As of 2008 15 STM meetings have taken place, the latest in December 2008. The 6th STM meeting was held on 16 February 2005 in Priština. It was the first meeting with the newly elected government. For the first time, specific sector workshops on energy and economy were organised on the margin of the STM main meeting.

The 7th STM meeting took place on 3 May 2005 in Prishtina. Focus of the meeting was on the progress made on the Kosovo Action Plan for the Implementation of the European Partnership. Everybody considered the improvement of Kosovo's economic situation as being crucial for its development. Further emphasis was put on the significance of Kosovo's further regional integration, not solely as a means to enhance economic development, but also as an important contribution towards peace and stability throughout the region.
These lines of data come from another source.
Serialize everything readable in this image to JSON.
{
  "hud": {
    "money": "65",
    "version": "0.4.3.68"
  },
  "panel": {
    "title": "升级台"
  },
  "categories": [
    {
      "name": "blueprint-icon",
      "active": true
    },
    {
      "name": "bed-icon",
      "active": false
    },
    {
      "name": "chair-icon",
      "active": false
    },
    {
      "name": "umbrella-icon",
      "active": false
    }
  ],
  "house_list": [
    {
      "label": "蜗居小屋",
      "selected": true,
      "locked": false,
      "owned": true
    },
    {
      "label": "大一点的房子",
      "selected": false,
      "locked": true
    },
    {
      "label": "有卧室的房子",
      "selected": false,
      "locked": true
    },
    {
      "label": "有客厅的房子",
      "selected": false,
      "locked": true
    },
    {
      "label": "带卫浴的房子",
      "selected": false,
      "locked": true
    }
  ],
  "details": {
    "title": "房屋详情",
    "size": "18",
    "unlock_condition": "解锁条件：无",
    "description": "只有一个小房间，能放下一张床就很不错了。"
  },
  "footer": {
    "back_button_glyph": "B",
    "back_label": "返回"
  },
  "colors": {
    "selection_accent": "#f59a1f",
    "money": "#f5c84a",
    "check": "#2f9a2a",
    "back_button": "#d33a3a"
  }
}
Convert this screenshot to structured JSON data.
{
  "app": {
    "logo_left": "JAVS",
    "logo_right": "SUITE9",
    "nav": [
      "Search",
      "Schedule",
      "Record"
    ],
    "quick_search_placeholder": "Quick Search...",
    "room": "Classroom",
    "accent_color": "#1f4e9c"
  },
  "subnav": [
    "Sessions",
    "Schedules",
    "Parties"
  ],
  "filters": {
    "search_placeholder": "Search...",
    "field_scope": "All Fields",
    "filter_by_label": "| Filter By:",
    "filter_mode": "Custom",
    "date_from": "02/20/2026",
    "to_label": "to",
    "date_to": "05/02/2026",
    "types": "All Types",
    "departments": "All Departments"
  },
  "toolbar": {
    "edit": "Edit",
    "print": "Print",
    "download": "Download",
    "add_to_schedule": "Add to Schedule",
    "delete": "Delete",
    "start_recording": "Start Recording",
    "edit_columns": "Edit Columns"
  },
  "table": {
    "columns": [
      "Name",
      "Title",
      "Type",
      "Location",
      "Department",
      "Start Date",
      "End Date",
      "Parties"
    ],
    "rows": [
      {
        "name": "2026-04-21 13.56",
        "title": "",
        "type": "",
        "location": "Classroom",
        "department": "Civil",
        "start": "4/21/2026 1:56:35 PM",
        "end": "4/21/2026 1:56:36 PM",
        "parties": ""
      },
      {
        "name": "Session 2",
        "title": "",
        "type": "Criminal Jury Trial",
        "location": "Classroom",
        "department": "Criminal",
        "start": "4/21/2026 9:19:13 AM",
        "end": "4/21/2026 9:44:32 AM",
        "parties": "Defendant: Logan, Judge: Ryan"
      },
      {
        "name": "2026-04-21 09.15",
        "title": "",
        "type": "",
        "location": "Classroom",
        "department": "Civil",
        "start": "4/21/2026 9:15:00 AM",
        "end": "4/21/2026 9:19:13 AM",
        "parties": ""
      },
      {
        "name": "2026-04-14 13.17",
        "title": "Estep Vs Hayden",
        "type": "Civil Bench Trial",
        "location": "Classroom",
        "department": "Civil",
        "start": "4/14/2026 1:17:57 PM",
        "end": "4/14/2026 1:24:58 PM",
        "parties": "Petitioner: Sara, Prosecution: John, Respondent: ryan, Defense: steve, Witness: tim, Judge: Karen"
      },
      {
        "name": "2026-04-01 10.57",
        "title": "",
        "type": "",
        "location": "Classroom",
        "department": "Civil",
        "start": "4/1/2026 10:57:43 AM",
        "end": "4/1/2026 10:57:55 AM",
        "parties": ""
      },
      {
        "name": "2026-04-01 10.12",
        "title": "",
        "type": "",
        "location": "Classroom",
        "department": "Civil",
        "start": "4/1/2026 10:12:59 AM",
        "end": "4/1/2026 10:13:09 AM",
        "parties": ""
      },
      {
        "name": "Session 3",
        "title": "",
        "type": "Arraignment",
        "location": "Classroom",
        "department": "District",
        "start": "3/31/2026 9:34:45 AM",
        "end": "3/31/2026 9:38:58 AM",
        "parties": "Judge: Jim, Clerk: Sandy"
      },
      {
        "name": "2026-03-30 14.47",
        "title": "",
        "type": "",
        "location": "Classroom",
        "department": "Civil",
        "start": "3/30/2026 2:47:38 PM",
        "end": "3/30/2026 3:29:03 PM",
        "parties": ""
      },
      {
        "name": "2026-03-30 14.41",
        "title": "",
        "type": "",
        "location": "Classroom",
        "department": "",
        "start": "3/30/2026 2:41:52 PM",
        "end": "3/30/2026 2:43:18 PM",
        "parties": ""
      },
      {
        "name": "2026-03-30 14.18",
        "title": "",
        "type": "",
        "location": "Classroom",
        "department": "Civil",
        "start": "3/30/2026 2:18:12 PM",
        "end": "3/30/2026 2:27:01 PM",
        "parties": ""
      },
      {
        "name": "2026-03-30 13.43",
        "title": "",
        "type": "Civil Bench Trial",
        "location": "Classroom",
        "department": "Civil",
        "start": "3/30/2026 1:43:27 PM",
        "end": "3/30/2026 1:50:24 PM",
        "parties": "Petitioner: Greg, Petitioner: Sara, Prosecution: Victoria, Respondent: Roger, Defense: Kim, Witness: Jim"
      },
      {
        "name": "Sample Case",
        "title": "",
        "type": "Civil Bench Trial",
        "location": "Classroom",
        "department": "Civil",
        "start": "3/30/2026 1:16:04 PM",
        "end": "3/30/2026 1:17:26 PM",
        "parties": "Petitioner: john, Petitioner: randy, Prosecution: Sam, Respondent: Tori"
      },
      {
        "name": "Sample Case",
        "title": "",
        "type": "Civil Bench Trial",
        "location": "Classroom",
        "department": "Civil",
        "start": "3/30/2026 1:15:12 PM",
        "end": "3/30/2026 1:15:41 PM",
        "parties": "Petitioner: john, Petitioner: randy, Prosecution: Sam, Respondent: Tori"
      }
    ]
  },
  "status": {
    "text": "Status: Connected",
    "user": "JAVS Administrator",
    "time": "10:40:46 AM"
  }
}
In June 2005 the Second Progress Report on the Kosovo Action Plan for the Implementation of the European Partnership was submitted to the European Commission as input to the Commission's SAP Report. The next STM meeting is scheduled for October 2005.

In 2008 the Commission confirmed that it would conduct a "feasibility study." A feasibility study is traditionally the first step in the Stabilisation and Association Process, the tool the EU uses to help prepare potential candidates in the Western Balkans for membership of the EU.